Tapi aku tak memiliki waktu yang dapat kubuang sia-sia. Aku terus berlari, hingga kemudian aku berbelok. Pepohonan mulai rindang, jalan beraspal digantikan tanah cokelat kemerahan yang basah sehabis hujan, lumpur agak menciprati kakiku. Dan aku berhadapan dengan dua cabang jalan yang pernah kulihat sebelumnya.

Cabang ke kanan tampak menurun agak curam dengan pepohonan yang tak serindang yang sekarang ini menaungi kepalaku dari sinar matahari yang menyengat. Sementara cabang ke kiri jalannya tampak tak securam cabang ke kanan--bahkan nyaris tak menurun sama sekali--tetapi pohon-pohonnya begitu rindang dan rapat sampai-sampai sinar matahari tak dapat masuk ke dalamnya.

Aku memasuki cabang yang kiri.

Bahkan saat itu, meskipun aku tahu aku pernah melewati jalan ini sebelumnya dalam mimpi yang lain dan terakhir kali aku memasuki jalan itu aku nyaris terisap masuk ke dalam kehampaan, aku seolah tidak memikirkannya. Maksudku, aku tahu aku memikirkannya. Tapi rasanya seolah aku yang berpikir dengan aku yang berlari memiliki pemikiran yang berbeda. Anehnya meskipun sama-sama aku, tetapi aku tidak dapat mengetahui apa yang ia pikirkan.

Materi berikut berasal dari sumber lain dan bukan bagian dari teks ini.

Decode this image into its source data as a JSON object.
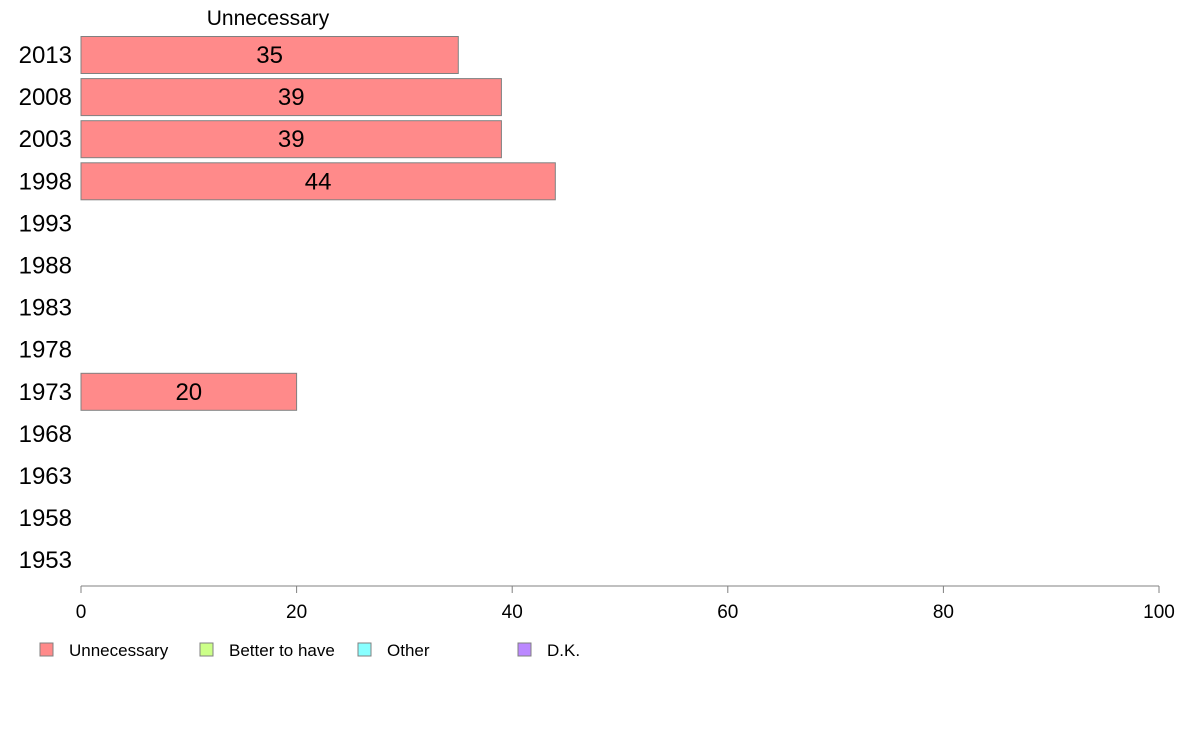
{
  "chart_data": {
    "type": "bar",
    "orientation": "horizontal",
    "title": "Unnecessary",
    "categories": [
      "2013",
      "2008",
      "2003",
      "1998",
      "1993",
      "1988",
      "1983",
      "1978",
      "1973",
      "1968",
      "1963",
      "1958",
      "1953"
    ],
    "series": [
      {
        "name": "Unnecessary",
        "color": "#ff8a8a",
        "values": [
          35,
          39,
          39,
          44,
          null,
          null,
          null,
          null,
          20,
          null,
          null,
          null,
          null
        ]
      }
    ],
    "value_labels": [
      "35",
      "39",
      "39",
      "44",
      "",
      "",
      "",
      "",
      "20",
      "",
      "",
      "",
      ""
    ],
    "xlim": [
      0,
      100
    ],
    "xticks": [
      0,
      20,
      40,
      60,
      80,
      100
    ],
    "grid": false,
    "legend": {
      "placement": "bottom-left",
      "entries": [
        {
          "name": "Unnecessary",
          "color": "#ff8a8a"
        },
        {
          "name": "Better to have",
          "color": "#ccff88"
        },
        {
          "name": "Other",
          "color": "#88ffff"
        },
        {
          "name": "D.K.",
          "color": "#bb88ff"
        }
      ]
    }
  }
}
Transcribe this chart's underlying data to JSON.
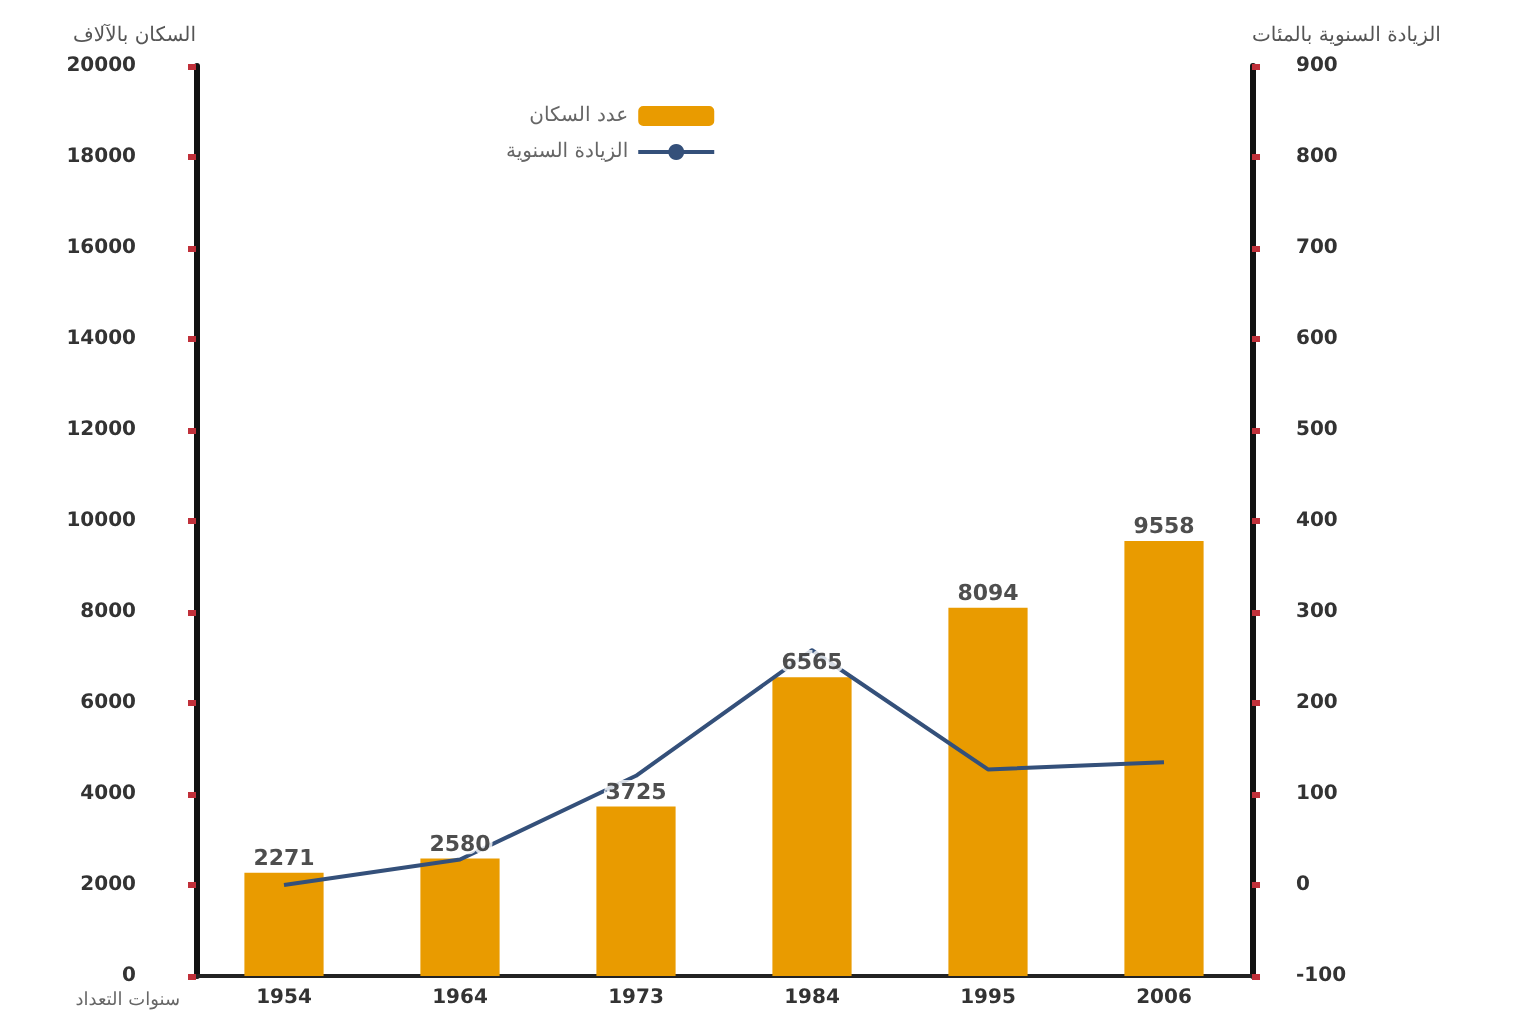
{
  "chart_data": {
    "type": "bar",
    "categories": [
      "1954",
      "1964",
      "1973",
      "1984",
      "1995",
      "2006"
    ],
    "xlabel": "سنوات التعداد",
    "ylabel": "السكان بالآلاف",
    "y2label": "الزيادة السنوية بالمئات",
    "series": [
      {
        "name": "عدد السكان",
        "color": "#e99b00",
        "values": [
          2271,
          2580,
          3725,
          6565,
          8094,
          9558
        ],
        "value_labels": [
          "2271",
          "2580",
          "3725",
          "6565",
          "8094",
          "9558"
        ]
      },
      {
        "name": "الزيادة السنوية",
        "type": "line",
        "axis": "y2",
        "color": "#34507a",
        "values": [
          0,
          28,
          120,
          258,
          127,
          135
        ]
      }
    ],
    "ylim": [
      0,
      20000
    ],
    "yticks": [
      0,
      2000,
      4000,
      6000,
      8000,
      10000,
      12000,
      14000,
      16000,
      18000,
      20000
    ],
    "y2lim": [
      -100,
      900
    ],
    "y2ticks": [
      -100,
      0,
      100,
      200,
      300,
      400,
      500,
      600,
      700,
      800,
      900
    ],
    "legend": "top",
    "grid": false,
    "marker": "none"
  }
}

Baiklah, ini cuma mimpi. Aku maklumi itu.

Kali ini, aku tidak bertemu lubang itu.

Tapi alih-alih, aku malah bertemu sebuah bendungan air di mana ada orang yang cukup gila untuk membangun rumah di samping bendungan itu. Lebih tepatnya, membangun rumah bawah tanah dengan pintu yang ada di samping gerbang bendungan. Itu memang sebuah rumah bawah tanah, karena dari tanah di atasnya tidak terlihat bangunan beton apapun kecuali dinding bendungan itu. Aku mendengar suara kecipak air tapi pandangaku ke sungai terhalang oleh dedaunan yang begitu lebat. Selain air sisa hujan, bendungan itu tampak kering.

Lalu aku bertemu dengan Mita dan nenekku.

Dan kau tahu bagaimana akhirnya.




Baiklah, itu cuma mimpi, kataku. Tapi tidakkah itu terasa... aneh? Terasa janggal? Ada begitu banyak kesamaan di dalamnya.

Pertama, keadaannya saat itu sama-sama sehabis hujan.
Kedua, aku menghadapi hal yang sama yaitu berjalan di atas jalan beraspal yang kemudian berubah menjadi tanah merah yang basah dan agak berlumpur.
Ketiga, aku menghadapi percabangan yang sama dan mengambil cabang yang sama.
Keempat, aku bertemu pria yang sama.

Aku tidak mau berharap, dan aku tidak berani berharap. Aku tidak mau berpikir, dan aku tidak berani berpikir. Siapa lelaki itu sebenarnya. Aku merasa aku mengenalnya, tapi perasaan itu adalah perasaan mengerikan yang lebih menakutkan daripada lubang kehampaan itu. Kau tahu yang orang-orang katakan, ya kan? Expectations lead to disappointment. Harapan mengarah pada kekecewaan. Aku muak dijatuhkan oleh harapan-harapanku sendiri.

Anggap saja ini satu lagi postingan random dariku.